Today’s Google doodle depicts the first electric traffic lights which were installed 101 years ago. Read our fun facts to find out where and by whom they were placed.

Traffic light’s 101st anniversary celebrated

Today’s Google doodle depicts the first electric traffic lights which were installed 101 years ago.

Traffic light's 101st anniversary celebrated

Read our fun facts to find out where and by whom they were placed .

They are the bane of impatient motorists and are responsible for thousands of road rage incidents across the globe.

Now the humble traffic light has been honoured with a Google Doodle to celebrate its 101st Anniversary on Wednesday.

The first ever traffic lights were unveiled in London in the late 19th century, and placed outside the Houses of Parliament.

Non-electric and gas-operated, police officers had to work the lights by hand in a bid to control vehicles crossing on nearby Bridge Street, Great George Street and Parliament Street.

The project was short-lived after an explosion in 1869 when a leak in gas lines passing under the device exploded, and seriously injured the police officer operating the lights.

More than thirty years later an American enjoyed greater success with some eletronic lights that focused on a similar – and now internationally recognisable – system of red and green lights.

Lester Wire, a former detective in Salt Lake City, came up with the revolutionary idea in 1912, and traffic lights began springing up across the United States shortly after.

He was not the only American to come up with the idea. Garrett Morgan, an inventor from Ohio, vowed to improve traffic safety after witnessing a serious accident on the roads.

He applied for a patent for a man-powered traffic control device using a crank in 1922, but his invention is said to have never reached the prototype stage.

It has been speculated that local authorites were relucant to invest in a man-powered set of traffic signals because it would require cities to hire someone to staff it all day – whereas the emergent electric lights seemed far cheaper in comparison.

The doodle depicts the world’s first electric traffic light to be installed and put into major use in Clevland, Ohio, on August 5 1914.

Placed on the corner of Euclid Avenue and East 105th Street, it would have been a chaotic affair, with bicycles and cars as well as horses competing for domination of the road.

Doodle illustrator Nate Swinehart said that he did not include the yellow light outlining that the were not introduced until later to regulate the traffic more effectively.

In 1920 bells were added to traffic light systems to alert motorists when the lights were about to change – they were later placed with the amber light now seen on all traffic light systems today.

It wasn’t until 1990 that countdown timers were introduced, allowing pedestrians to judge whether there is enough time for them to cross the road before the lights turn red.

Perhaps the most impressive traffic light specimen ever to be unleashed on the world’s streets was the Traffic Light Tree, created by French sculptor Pierre Vivant in 1998.

The imposing eight-metre tall tree consists of 75 sets of lights and has become a favourite spot for tourists in London.

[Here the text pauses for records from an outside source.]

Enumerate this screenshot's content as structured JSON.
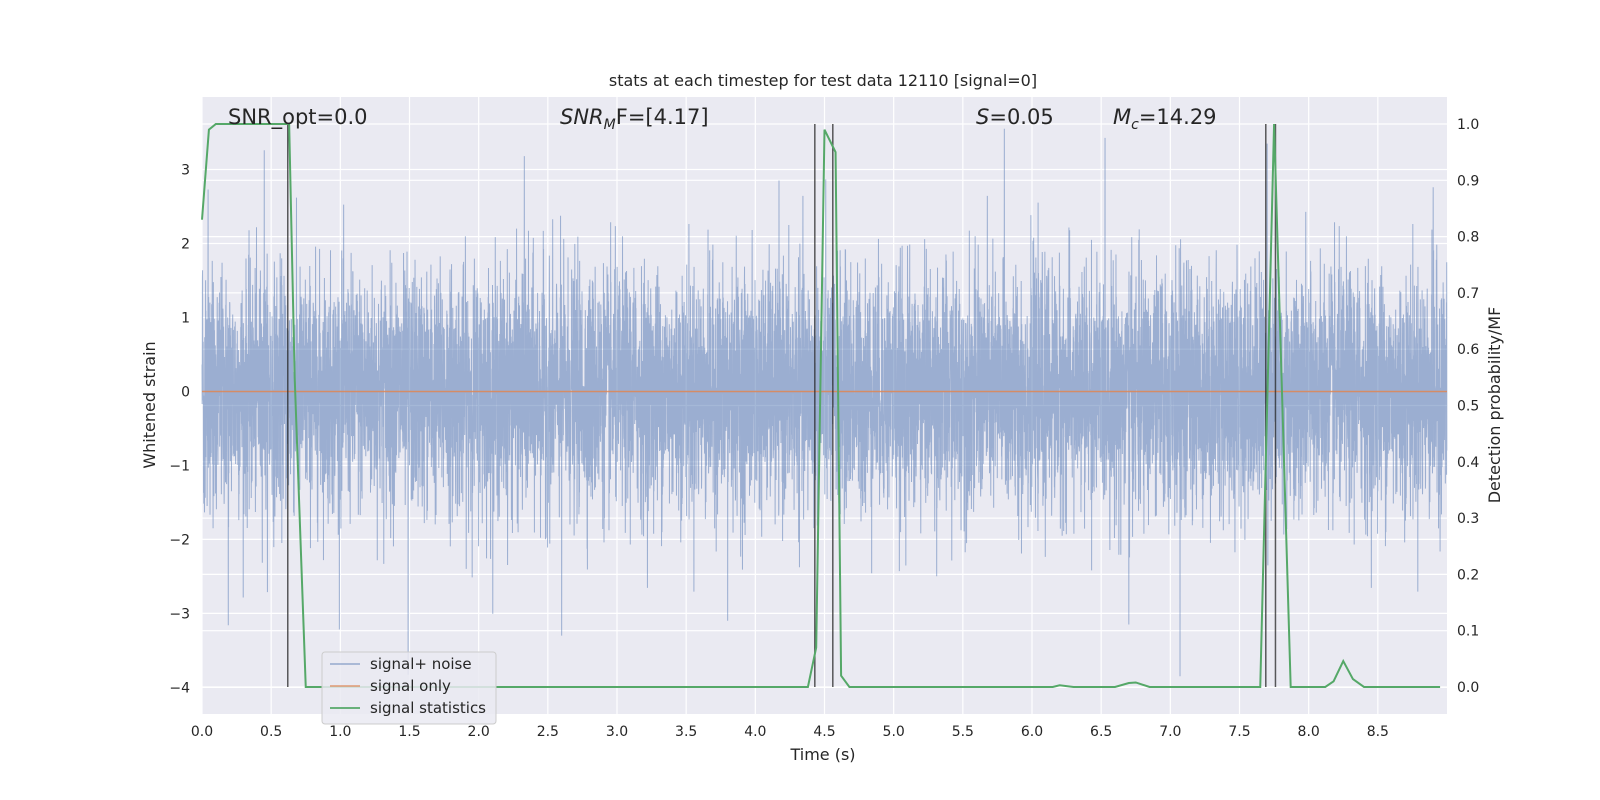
{
  "chart_data": {
    "type": "line",
    "title": "stats at each timestep for test data 12110 [signal=0]",
    "xlabel": "Time (s)",
    "ylabel": "Whitened strain",
    "y2label": "Detection probability/MF",
    "xlim": [
      0,
      9.0
    ],
    "ylim": [
      -4.36,
      3.98
    ],
    "y2lim": [
      -0.048,
      1.048
    ],
    "x_ticks": [
      "0.0",
      "0.5",
      "1.0",
      "1.5",
      "2.0",
      "2.5",
      "3.0",
      "3.5",
      "4.0",
      "4.5",
      "5.0",
      "5.5",
      "6.0",
      "6.5",
      "7.0",
      "7.5",
      "8.0",
      "8.5"
    ],
    "y_ticks": [
      "3",
      "2",
      "1",
      "0",
      "−1",
      "−2",
      "−3",
      "−4"
    ],
    "y2_ticks": [
      "1.0",
      "0.9",
      "0.8",
      "0.7",
      "0.6",
      "0.5",
      "0.4",
      "0.3",
      "0.2",
      "0.1",
      "0.0"
    ],
    "grid": true,
    "legend_position": "lower-left",
    "colors": {
      "noise": "#4c72b0",
      "signal": "#dd8452",
      "stats": "#55a868",
      "markers": "#262626",
      "background": "#eaeaf2"
    },
    "annotations": {
      "snr_opt": "SNR_opt=0.0",
      "snr_mf_prefix": "SNR",
      "snr_mf_sub": "M",
      "snr_mf_suffix": "F=[4.17]",
      "s_prefix": "S",
      "s_suffix": "=0.05",
      "mc_prefix": "M",
      "mc_sub": "c",
      "mc_suffix": "=14.29"
    },
    "series": [
      {
        "name": "signal+ noise",
        "kind": "noise",
        "n_samples": 9000,
        "approx_sigma": 0.8,
        "approx_max": 3.6,
        "approx_min": -3.9,
        "peaks": [
          [
            0.19,
            -3.16
          ],
          [
            0.45,
            3.26
          ],
          [
            1.49,
            -3.83
          ],
          [
            2.33,
            3.18
          ],
          [
            2.6,
            -3.3
          ],
          [
            3.8,
            -3.1
          ],
          [
            5.8,
            3.55
          ],
          [
            6.7,
            -3.15
          ],
          [
            7.07,
            -3.85
          ],
          [
            7.7,
            3.35
          ],
          [
            8.9,
            2.76
          ]
        ]
      },
      {
        "name": "signal only",
        "kind": "signal",
        "value": 0.0
      },
      {
        "name": "signal statistics",
        "kind": "stats",
        "x": [
          0.0,
          0.05,
          0.1,
          0.2,
          0.3,
          0.4,
          0.5,
          0.6,
          0.63,
          0.67,
          0.75,
          1.0,
          2.0,
          3.0,
          4.0,
          4.38,
          4.44,
          4.5,
          4.58,
          4.62,
          4.68,
          5.0,
          6.0,
          6.15,
          6.2,
          6.3,
          6.6,
          6.7,
          6.75,
          6.85,
          7.0,
          7.5,
          7.65,
          7.75,
          7.87,
          8.0,
          8.12,
          8.18,
          8.25,
          8.32,
          8.4,
          8.5,
          8.95
        ],
        "y": [
          0.83,
          0.99,
          1.0,
          1.0,
          1.0,
          1.0,
          1.0,
          1.0,
          1.0,
          0.55,
          0.0,
          0.0,
          0.0,
          0.0,
          0.0,
          0.0,
          0.07,
          0.99,
          0.95,
          0.02,
          0.0,
          0.0,
          0.0,
          0.0,
          0.003,
          0.0,
          0.0,
          0.007,
          0.008,
          0.0,
          0.0,
          0.0,
          0.0,
          1.0,
          0.0,
          0.0,
          0.0,
          0.01,
          0.046,
          0.014,
          0.0,
          0.0,
          0.0
        ]
      }
    ],
    "vertical_markers": [
      0.62,
      4.43,
      4.56,
      7.69,
      7.76
    ]
  }
}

These days, traffic lights are highly sophisticated, incorporating special light symbols for bikes, trams and buses. Some also feature signals that are interruptible, giving priority to emergency vehicles via transmitters that send radio waves, infrared signals, or strobe light signals that are received by a sensor on or near the traffic lights.

While most countries have become dependent on traffic lights over the decades, some places are happy to do without them. In Ethiopia’s capital Addis Ababa, a huge intersection runs smoothly without a single traffic light.